By: The Working Forest Staff
CapRadio, California State University –When ash began landing in Nate Stephenson’s yard 30 miles west of a fire burning in Sequoia National Park this summer, he knew the trees he’s studied for four decades were in trouble.
“I started to see some giant sequoia ash falling and that’s when I knew it was going to be really bad,” the USGS research ecologist said about his home in the mountain community of Three Rivers.
Multiple lightning-caused fires this summer in and around Sequoia National Park merged into the SQF Complex. Months later the blaze is still burning and is about 90% contained at just over 174,000 acres.
The giant trees, which thousands of people visit yearly, were stressed by a multi-year drought. Wildfires this year killed hundreds of the largest trees. The extent of the damage to the groves from wildfires is unknown, but from helicopter flyovers, scientists say the damage is unfathomable.

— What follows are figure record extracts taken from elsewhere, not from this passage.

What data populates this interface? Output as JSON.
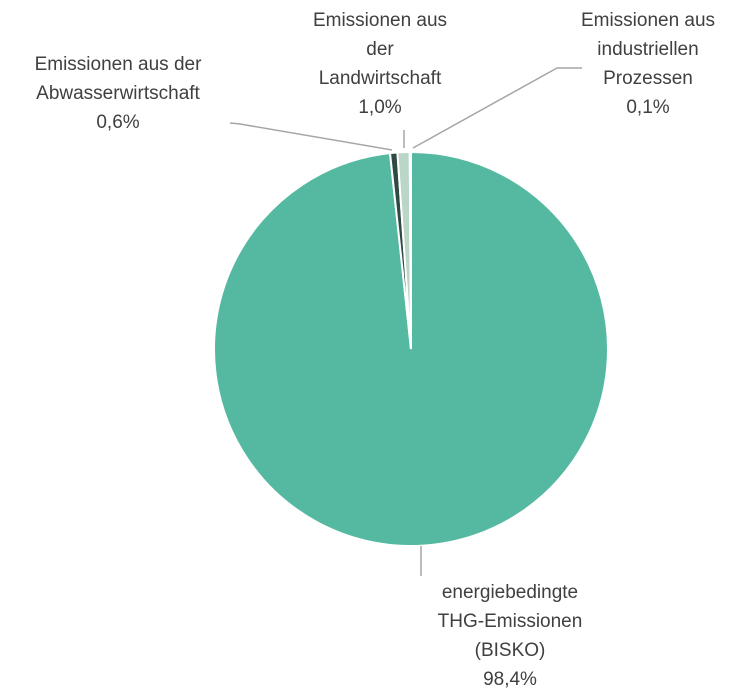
{
  "chart_data": {
    "type": "pie",
    "categories": [
      "energiebedingte THG-Emissionen (BISKO)",
      "Emissionen aus der Abwasserwirtschaft",
      "Emissionen aus der Landwirtschaft",
      "Emissionen aus industriellen Prozessen"
    ],
    "values": [
      98.4,
      0.6,
      1.0,
      0.1
    ],
    "value_labels": [
      "98,4%",
      "0,6%",
      "1,0%",
      "0,1%"
    ],
    "colors": [
      "#55b9a2",
      "#2e4a43",
      "#b9d6c6",
      "#8fb5a5"
    ]
  }
}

“The trees just got wiped out in a way that is unprecedented … it’s like watching elephants go extinct,” said Christy Brigham, science chief of Sequoia and Kings Canyon National Parks.
It could be a precursor of what’s to come for the big trees. Those same scientists say a new threat is emerging — bark beetles that feast on the bark of stressed-out giant sequoias. Unless scientists come up with ways to prevent these insects from harming giant sequoias their fate could be like the millions of trees that died from another beetle during the last major drought.
“We have very strong preliminary evidence that these trees were weakened… by drought and by fire damage, but they were ultimately killed by a full-on attack from this native bark beetle,” Brigham said.